3. Connecticut Huskies
Wittek is originally from Connecticut, despite ending his prep career at Southern California's Mater Dei, and he was a Huskies recruiting target, per 247Sports.com.
Bob Diaco comes over from Notre Dame, which also recruited Wittek. The first-year head coach inherits a dire quarterback situation that goes back nearly a decade.
Wittek's return to the Nutmeg State might be the answer at quarterback the program has sought just about every season since Dan Orlovsky left the program. Orlovsky was Connecticut's last 3,000-yard passer, throwing for 3,354 yards in 2004.
In the nine seasons since, the Huskies have had just four quarterbacks reach even 2,000 yards. The strong-armed Wittek could inject some life into the long-stagnant offense.
2. Miami Hurricanes
NFL.com's Dan Greenspan tweets that Wittek to Miami is a possibility, and the move makes sense.
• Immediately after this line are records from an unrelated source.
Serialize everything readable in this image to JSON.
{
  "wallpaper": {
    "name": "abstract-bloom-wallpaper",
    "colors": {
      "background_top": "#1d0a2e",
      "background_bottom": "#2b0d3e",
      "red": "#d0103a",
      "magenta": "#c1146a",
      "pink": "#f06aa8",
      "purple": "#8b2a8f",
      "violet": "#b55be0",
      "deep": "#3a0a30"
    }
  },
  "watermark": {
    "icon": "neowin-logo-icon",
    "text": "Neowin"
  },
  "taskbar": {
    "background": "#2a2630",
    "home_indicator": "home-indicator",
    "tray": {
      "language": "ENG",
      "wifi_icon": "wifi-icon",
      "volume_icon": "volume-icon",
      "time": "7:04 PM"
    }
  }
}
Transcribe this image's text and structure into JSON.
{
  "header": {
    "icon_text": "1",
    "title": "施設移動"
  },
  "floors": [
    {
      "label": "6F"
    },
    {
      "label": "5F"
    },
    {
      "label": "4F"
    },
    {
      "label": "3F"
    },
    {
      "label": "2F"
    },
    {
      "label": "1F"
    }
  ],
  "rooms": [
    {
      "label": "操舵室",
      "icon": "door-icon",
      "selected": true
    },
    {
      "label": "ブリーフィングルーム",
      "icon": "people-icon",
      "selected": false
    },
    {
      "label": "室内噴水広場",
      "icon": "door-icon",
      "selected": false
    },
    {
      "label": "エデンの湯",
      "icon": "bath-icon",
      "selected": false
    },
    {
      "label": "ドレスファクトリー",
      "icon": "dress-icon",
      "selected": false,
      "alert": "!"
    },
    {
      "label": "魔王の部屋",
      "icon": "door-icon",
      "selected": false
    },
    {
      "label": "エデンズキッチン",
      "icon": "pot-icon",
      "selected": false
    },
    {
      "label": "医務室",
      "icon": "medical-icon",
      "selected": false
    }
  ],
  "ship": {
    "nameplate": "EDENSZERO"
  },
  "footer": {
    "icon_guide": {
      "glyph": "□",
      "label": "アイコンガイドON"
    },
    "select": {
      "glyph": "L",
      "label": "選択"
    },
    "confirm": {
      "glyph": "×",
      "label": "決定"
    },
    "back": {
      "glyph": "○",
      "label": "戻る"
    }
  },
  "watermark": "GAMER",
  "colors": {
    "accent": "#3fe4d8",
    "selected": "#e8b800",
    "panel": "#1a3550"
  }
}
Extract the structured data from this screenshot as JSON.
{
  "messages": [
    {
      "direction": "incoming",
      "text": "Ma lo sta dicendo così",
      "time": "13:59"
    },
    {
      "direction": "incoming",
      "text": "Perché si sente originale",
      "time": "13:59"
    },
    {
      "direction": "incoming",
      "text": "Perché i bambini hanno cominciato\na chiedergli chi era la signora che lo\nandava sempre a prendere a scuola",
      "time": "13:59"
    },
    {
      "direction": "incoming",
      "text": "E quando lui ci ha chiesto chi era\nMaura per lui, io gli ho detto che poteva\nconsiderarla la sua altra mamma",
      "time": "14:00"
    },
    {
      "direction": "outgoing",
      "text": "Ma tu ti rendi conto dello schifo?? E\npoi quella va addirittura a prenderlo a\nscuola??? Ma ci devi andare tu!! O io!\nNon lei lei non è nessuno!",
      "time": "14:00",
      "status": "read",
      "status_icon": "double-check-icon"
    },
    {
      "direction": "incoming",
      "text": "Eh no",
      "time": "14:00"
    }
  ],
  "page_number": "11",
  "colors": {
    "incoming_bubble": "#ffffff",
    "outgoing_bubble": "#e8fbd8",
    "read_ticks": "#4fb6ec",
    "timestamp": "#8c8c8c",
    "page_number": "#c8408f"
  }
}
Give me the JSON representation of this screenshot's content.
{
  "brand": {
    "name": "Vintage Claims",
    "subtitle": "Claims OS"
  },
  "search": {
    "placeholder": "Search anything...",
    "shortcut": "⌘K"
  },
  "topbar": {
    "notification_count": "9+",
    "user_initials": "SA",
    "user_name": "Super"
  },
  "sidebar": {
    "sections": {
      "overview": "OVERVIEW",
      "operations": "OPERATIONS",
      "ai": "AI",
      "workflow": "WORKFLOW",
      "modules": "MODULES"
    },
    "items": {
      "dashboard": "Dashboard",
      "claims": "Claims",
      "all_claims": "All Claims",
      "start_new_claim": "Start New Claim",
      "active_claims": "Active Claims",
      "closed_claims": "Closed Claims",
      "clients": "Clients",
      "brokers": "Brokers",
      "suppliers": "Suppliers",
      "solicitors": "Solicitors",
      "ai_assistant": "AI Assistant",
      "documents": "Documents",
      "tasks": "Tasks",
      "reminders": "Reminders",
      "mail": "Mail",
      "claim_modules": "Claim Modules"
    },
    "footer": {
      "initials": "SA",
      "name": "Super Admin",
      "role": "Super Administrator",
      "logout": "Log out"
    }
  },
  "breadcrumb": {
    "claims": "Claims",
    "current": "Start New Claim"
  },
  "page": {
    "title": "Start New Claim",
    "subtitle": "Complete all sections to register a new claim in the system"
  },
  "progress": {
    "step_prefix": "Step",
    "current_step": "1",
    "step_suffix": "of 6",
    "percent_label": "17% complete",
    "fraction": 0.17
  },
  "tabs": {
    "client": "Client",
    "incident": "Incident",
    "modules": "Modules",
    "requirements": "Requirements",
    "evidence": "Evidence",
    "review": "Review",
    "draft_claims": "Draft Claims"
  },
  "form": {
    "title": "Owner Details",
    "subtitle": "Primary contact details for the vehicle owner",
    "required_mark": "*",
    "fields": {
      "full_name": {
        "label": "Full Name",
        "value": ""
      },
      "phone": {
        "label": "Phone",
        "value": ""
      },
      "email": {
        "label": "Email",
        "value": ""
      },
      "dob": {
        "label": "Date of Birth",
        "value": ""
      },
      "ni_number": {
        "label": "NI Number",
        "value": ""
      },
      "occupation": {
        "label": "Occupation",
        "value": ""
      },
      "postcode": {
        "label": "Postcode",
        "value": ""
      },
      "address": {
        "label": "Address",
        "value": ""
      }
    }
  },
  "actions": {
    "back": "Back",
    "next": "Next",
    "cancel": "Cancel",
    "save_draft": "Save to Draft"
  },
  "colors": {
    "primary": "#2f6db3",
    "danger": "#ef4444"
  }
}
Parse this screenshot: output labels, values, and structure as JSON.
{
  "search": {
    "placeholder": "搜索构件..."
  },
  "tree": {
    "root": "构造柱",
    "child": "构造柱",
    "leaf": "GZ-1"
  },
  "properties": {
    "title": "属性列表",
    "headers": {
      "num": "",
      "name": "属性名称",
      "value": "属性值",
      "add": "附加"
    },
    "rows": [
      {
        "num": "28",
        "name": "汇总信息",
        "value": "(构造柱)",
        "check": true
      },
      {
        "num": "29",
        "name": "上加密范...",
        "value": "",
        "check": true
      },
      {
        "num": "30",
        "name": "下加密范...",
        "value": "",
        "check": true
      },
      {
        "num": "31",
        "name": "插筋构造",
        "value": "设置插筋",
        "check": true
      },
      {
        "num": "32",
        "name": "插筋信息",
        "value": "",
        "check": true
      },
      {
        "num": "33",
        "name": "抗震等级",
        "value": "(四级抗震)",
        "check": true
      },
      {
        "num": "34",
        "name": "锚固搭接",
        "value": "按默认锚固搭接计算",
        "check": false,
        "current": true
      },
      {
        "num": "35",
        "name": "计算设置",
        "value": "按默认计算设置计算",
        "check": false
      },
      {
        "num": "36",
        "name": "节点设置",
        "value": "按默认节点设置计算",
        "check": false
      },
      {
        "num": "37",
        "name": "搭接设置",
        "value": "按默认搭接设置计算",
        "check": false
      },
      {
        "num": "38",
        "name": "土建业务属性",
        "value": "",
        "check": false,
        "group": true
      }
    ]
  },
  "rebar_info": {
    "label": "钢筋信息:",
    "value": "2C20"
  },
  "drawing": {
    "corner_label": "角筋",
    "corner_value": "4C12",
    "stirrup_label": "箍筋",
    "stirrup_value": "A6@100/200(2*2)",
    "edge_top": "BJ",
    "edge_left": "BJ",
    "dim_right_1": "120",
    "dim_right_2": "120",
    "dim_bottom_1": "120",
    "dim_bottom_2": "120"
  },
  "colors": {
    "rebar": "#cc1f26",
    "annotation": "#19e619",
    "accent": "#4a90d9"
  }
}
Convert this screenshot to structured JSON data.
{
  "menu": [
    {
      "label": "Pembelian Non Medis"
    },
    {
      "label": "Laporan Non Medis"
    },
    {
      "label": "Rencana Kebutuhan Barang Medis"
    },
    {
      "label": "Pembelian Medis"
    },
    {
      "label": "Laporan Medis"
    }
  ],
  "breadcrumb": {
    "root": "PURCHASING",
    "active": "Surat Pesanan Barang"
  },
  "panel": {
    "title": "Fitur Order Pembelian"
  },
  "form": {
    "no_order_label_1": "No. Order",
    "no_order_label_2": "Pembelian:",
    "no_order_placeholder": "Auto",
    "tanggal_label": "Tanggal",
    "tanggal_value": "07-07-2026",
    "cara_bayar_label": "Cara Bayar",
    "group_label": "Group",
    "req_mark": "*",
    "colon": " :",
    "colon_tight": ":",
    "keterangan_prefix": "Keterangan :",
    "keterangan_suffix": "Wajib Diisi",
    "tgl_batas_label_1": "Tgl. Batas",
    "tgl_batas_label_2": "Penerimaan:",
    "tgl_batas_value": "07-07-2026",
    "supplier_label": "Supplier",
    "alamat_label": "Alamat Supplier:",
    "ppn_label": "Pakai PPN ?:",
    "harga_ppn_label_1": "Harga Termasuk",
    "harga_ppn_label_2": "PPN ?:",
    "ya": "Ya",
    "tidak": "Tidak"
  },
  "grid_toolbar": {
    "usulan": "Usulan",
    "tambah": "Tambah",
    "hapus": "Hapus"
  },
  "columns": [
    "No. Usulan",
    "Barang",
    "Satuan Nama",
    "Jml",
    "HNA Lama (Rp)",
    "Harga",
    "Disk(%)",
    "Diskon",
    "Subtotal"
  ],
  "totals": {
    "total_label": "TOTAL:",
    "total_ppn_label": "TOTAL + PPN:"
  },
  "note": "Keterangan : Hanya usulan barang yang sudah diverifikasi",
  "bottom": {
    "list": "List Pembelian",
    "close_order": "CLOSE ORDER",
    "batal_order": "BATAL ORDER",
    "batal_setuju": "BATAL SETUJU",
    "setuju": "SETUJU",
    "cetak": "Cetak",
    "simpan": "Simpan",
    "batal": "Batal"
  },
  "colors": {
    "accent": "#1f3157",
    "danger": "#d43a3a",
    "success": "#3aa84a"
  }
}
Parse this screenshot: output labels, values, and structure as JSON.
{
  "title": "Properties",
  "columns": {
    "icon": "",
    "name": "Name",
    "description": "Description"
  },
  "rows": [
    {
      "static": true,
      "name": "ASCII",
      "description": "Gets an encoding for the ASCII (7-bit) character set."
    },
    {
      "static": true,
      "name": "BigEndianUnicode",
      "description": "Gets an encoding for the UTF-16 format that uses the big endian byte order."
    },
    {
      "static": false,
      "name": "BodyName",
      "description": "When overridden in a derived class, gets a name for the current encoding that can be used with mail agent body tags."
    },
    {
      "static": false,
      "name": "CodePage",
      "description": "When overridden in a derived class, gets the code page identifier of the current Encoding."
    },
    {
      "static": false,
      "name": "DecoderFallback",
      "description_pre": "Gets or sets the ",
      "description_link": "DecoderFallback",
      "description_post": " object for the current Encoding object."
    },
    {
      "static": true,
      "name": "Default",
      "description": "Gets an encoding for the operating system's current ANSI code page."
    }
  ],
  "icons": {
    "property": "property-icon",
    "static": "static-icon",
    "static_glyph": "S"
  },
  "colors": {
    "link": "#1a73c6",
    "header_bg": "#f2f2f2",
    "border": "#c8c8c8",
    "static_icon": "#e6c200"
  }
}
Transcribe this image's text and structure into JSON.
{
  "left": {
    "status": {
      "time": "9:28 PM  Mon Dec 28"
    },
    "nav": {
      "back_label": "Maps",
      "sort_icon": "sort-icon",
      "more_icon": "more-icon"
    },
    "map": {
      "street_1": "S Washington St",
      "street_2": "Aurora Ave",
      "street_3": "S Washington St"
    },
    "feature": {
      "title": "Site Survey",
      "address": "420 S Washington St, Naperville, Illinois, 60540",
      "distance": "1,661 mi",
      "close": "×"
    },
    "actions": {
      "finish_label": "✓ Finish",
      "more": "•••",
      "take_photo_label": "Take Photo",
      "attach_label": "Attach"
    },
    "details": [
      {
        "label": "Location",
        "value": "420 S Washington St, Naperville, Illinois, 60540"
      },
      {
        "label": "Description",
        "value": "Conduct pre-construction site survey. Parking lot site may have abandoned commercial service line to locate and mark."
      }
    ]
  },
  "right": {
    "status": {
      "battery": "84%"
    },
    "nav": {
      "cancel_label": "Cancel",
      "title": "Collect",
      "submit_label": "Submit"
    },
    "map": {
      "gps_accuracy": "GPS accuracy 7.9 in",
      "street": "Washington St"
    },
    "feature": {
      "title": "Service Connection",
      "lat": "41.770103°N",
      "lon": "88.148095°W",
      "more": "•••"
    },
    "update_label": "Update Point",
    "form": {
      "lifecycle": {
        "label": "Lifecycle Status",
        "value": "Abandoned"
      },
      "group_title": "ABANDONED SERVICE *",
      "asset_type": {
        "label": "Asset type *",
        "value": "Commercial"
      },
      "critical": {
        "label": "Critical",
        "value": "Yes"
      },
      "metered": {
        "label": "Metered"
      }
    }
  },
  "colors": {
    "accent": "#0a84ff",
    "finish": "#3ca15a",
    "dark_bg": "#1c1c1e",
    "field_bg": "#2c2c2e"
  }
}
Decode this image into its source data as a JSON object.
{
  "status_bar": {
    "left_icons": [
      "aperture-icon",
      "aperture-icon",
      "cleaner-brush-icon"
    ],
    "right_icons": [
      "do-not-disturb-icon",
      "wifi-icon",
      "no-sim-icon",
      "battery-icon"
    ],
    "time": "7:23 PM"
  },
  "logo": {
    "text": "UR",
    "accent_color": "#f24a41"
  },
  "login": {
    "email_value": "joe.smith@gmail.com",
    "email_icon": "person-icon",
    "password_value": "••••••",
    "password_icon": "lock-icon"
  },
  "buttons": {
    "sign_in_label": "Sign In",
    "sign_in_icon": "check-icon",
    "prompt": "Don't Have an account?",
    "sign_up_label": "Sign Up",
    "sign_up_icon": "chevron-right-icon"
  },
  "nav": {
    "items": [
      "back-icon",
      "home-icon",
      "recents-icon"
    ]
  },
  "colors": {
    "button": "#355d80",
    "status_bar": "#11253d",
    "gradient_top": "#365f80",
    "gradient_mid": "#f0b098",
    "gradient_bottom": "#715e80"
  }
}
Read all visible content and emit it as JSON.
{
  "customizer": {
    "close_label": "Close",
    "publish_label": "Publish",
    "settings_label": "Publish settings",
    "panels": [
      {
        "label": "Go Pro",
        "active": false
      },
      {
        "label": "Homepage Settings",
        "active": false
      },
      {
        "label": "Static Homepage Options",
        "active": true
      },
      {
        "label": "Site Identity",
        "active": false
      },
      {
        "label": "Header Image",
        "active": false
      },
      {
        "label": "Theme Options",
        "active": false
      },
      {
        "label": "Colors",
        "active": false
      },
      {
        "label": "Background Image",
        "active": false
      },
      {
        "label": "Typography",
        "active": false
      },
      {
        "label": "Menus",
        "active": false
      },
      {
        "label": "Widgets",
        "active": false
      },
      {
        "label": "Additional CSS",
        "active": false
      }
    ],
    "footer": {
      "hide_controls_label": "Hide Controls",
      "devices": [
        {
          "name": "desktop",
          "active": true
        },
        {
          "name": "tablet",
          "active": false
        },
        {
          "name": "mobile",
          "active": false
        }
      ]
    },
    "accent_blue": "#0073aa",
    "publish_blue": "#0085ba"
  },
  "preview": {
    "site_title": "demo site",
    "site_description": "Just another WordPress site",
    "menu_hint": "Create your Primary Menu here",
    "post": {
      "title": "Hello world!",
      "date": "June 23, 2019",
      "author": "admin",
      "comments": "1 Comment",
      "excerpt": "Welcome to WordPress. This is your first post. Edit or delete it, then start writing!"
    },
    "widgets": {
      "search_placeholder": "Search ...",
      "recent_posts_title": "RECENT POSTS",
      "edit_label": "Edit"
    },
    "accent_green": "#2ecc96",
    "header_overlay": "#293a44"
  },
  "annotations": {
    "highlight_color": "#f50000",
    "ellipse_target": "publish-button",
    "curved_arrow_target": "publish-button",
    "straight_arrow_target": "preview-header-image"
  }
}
Stephen Morris is gone, leaving sophomore Gray Crow with senior and Memphis transfer Ryan Williams as the only Hurricanes quarterbacks with game experience. Both appeared in reserve duty in the past season.
Head coach Al Golden also signed 4-star prospect Kevin Olsen last winter. Olsen could enter the fray, but Golden told The Miami Herald's Susan Miller Degnan that the young quarterback "(has) got to really improve the mental aspects of his game so that he can play the game fast, and he can’t waste his time...He’s got to get better."
If Olsen has not yet made the necessary strides to take over the offense, Wittek offers a solid option for the next two years.
Wittek could step into offensive coordinator James Coley's system rather seamlessly. He wouldn't be expected to shoulder too much of the responsibility—not with the rushing options of Duke Johnson and Dallas Crawford in the backfield.
1. Fresno State Bulldogs
Coaches oftentimes block transfers of players to teams on their schedule, and Fresno State is USC's first opponent in 2014. That said, head coach Tim DeRuyter's program might be the perfect fit for Wittek should Steve Sarkisian not block the move.
Fresno State's roster has a prominent Orange County prep influence, including Wittek's former Mater Dei teammate and friend, defensive end Todd Hunt. NeonTommy.com reported of Hunt living with Wittek's family in 2012, and Wittek went to watch Hunt and the Bulldogs in December's Mountain West Conference championship, per Inside Troy's Ryan Abraham.
DeRuyter is himself a product of St. John Bosco in the southern Los Angeles county city of Bellflower.
More importantly, Fresno State offers an environment in which Wittek could step in and immediately flourish. Offensive coordinator Dave Schramm centered his play-calling around quarterback Derek Carr's strengths, and the result was Fresno State leading the nation in passing offense in 2013.
Schramm has not been married to any one particular style, employing a more traditional pro set at Utah akin to what Wittek ran at USC before joining DeRuyter at Fresno State. Therefore, Wittek would not be expected to throw 659 times like Carr.
However, Wittek's arm strength could keep the Bulldogs passing attack humming.